What was the maximum amount of passengers?
See the answer
select
max(passenger_count) as max_passenger_count
from ny_taxi_data;
returns 112 passengers.
Well that’s weird. Lets examine the passengers distribution.
select
passenger_count,
count(*) as frequency
from ny_taxi_data
group by 1
order by 1 desc
limit 100
returns
passenger_count | frequency
-----------------+-----------
112.0 | 1
96.0 | 1
9.0 | 98
8.0 | 156
7.0 | 229
6.0 | 1089568
5.0 | 1715439
4.0 | 1052834
3.0 | 2504112
2.0 | 9575299
1.0 | 48133494
0.0 | 1454268
NULL | 2698591
We can see that one trip had 112 and another one 96 passengers. All the other trips start with a more "realistic" number of 9 passengers.

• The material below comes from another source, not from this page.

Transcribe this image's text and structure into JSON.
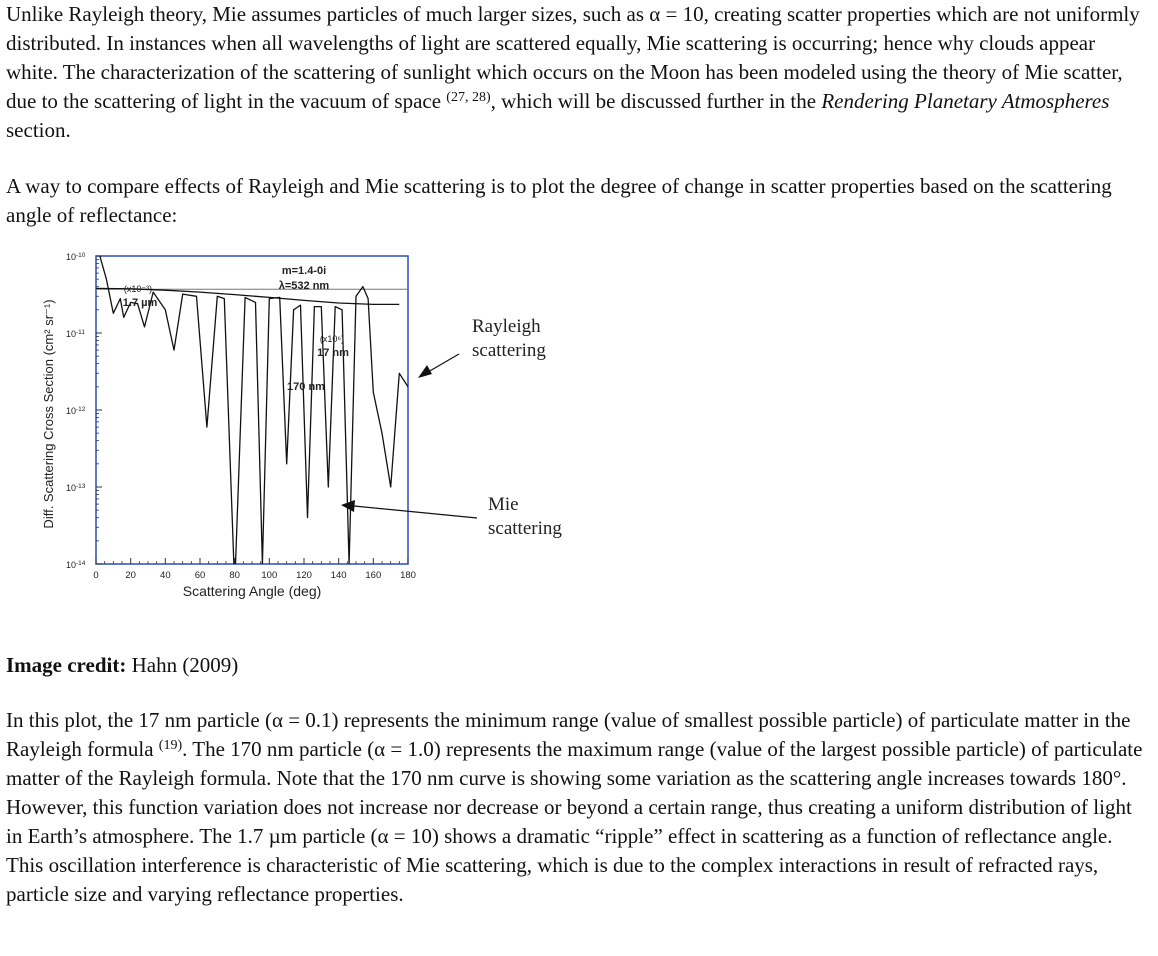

As a bonus question: What exactly did the large number of passenger do?
select *
from ny_taxi_data
where passenger_count > 50
returns
vendorid | tpep_pickup_datetime | tpep_dropoff_datetime | duration_min | passenger_count | trip_distance | payment_type | fare_amount | tip_amount | total_amount
----------+-------------------------+-------------------------+--------------+-----------------+---------------+--------------+-------------+------------+--------------
2 | 2021-08-01 19:47:43.000 | 2021-08-01 19:57:54.000 | 10 | 112.0 | 1.8 | Credit card | 9.0 | 2.46 | 14.76
2 | 2021-08-03 11:51:58.000 | 2021-08-03 12:09:29.000 | 17 | 96.0 | 1.56 | Credit card | 11.5 | 2.22 | 17.02
Pretty cheap for that amount of people! This probably are invalid records.

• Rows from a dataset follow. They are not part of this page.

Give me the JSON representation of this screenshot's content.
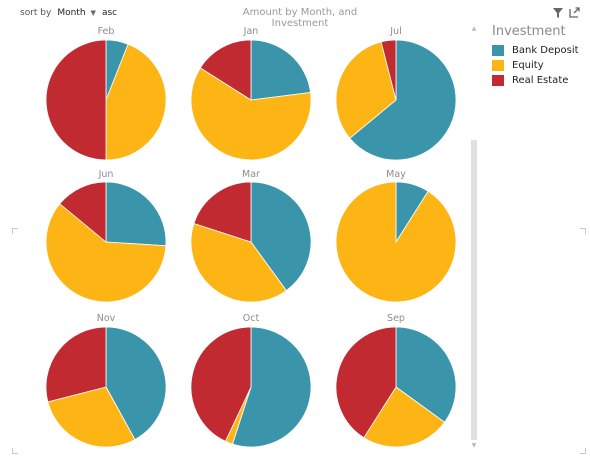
{
  "sort": {
    "label": "sort by",
    "field": "Month",
    "direction": "asc"
  },
  "icons": {
    "filter": "filter-icon",
    "focus": "focus-mode-icon",
    "sort_arrow": "dropdown-arrow-icon"
  },
  "chart_data": {
    "type": "pie",
    "title": "Amount by Month, and Investment",
    "legend_title": "Investment",
    "legend_position": "right",
    "series": [
      {
        "name": "Bank Deposit",
        "color": "#3a95ab"
      },
      {
        "name": "Equity",
        "color": "#fdb515"
      },
      {
        "name": "Real Estate",
        "color": "#c12a31"
      }
    ],
    "pies": [
      {
        "label": "Feb",
        "values": [
          6,
          44,
          50
        ]
      },
      {
        "label": "Jan",
        "values": [
          23,
          61,
          16
        ]
      },
      {
        "label": "Jul",
        "values": [
          64,
          32,
          4
        ]
      },
      {
        "label": "Jun",
        "values": [
          26,
          60,
          14
        ]
      },
      {
        "label": "Mar",
        "values": [
          40,
          40,
          20
        ]
      },
      {
        "label": "May",
        "values": [
          9,
          91,
          0
        ]
      },
      {
        "label": "Nov",
        "values": [
          42,
          29,
          29
        ]
      },
      {
        "label": "Oct",
        "values": [
          55,
          2,
          43
        ]
      },
      {
        "label": "Sep",
        "values": [
          35,
          24,
          41
        ]
      }
    ]
  }
}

What was the highest tip (measured in percentage of the original fee) ever given?
See the answer
select
total_amount as fee,
tip_amount as tip,
tip_amount / total_amount * 100 as tip_percentage
from ny_taxi_data
where total_amount > 0
order by 3 desc
limit 5
returns
fee | tip | tip_percentage
------+------+--------------------
4.2 | 10.0 | 238.0952380952381
18.2 | 25.0 | 137.36263736263737
8.24 | 9.24 | 112.13592233009709
0.66 | 0.66 | 100.0
0.01 | 0.01 | 100.0
Create additional dashboards
You also have the possibility to create additional charts and bundle them together in a Dashboard. Have a look at the Superset documentation on how to do that.
Load additional data
You can use the MinIO webinterface to upload additional data.
As an alternative you can use the S3 API with an S3 client like s3cmd.

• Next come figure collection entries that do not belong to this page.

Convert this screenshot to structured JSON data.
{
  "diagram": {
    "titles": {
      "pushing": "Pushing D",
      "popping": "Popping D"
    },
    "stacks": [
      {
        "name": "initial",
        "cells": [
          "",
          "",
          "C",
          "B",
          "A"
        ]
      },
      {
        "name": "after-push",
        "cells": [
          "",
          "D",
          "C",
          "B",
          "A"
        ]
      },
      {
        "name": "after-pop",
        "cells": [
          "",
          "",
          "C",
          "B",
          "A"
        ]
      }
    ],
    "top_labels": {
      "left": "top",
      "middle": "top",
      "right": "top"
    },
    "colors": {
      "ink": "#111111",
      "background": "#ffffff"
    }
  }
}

It is recommended to put the data into a folder (prefix) in the demo
bucket.
Have a look at the defined tables inside the hive
.demo
schema on how to inform Trino about the newly available data.
Table definitions
show create table hive.demo.ny_taxi_data_raw
produces something like
CREATE TABLE IF NOT EXISTS hive.demo.ny_taxi_data_raw (
VendorID BIGINT,
tpep_pickup_datetime TIMESTAMP,
tpep_dropoff_datetime TIMESTAMP,
passenger_count DOUBLE,
trip_distance DOUBLE,
payment_type BIGINT,
Fare_amount DOUBLE,
Tip_amount DOUBLE,
Total_amount DOUBLE
) WITH (
external_location = 's3a://demo/ny-taxi-data/raw/',
format = 'parquet'
)
If you want to transform or filter your data in any way before using it e.g. in Superset you can create a view as follows:
show create view hive.demo.ny_taxi_data
produces something like
create or replace view hive.demo.ny_taxi_data as
select
vendorid,
tpep_pickup_datetime,
tpep_dropoff_datetime,
date_diff('minute', tpep_pickup_datetime, tpep_dropoff_datetime) as duration_min,
passenger_count,
trip_distance,
case payment_type when 1 then 'Credit card' when 2 then 'Cash' when 3 then 'No charge' when 4 then 'Dispute' when 6 then 'Voided trino' else 'Unknown' end as payment_type,
fare_amount,
tip_amount,
total_amount
from hive.demo.ny_taxi_data_raw
where tpep_pickup_datetime >= from_iso8601_timestamp('2019-12-01T00:00:00')
and tpep_pickup_datetime <= from_iso8601_timestamp('2022-05-31T00:00:00')
Connect to Trino via CLI, Python or DBeaver
If you prefer running your SQL statements via command-line, a Python script or a graphical Database manager like DBeaver please have a look at the the Trino documentation on how to do that.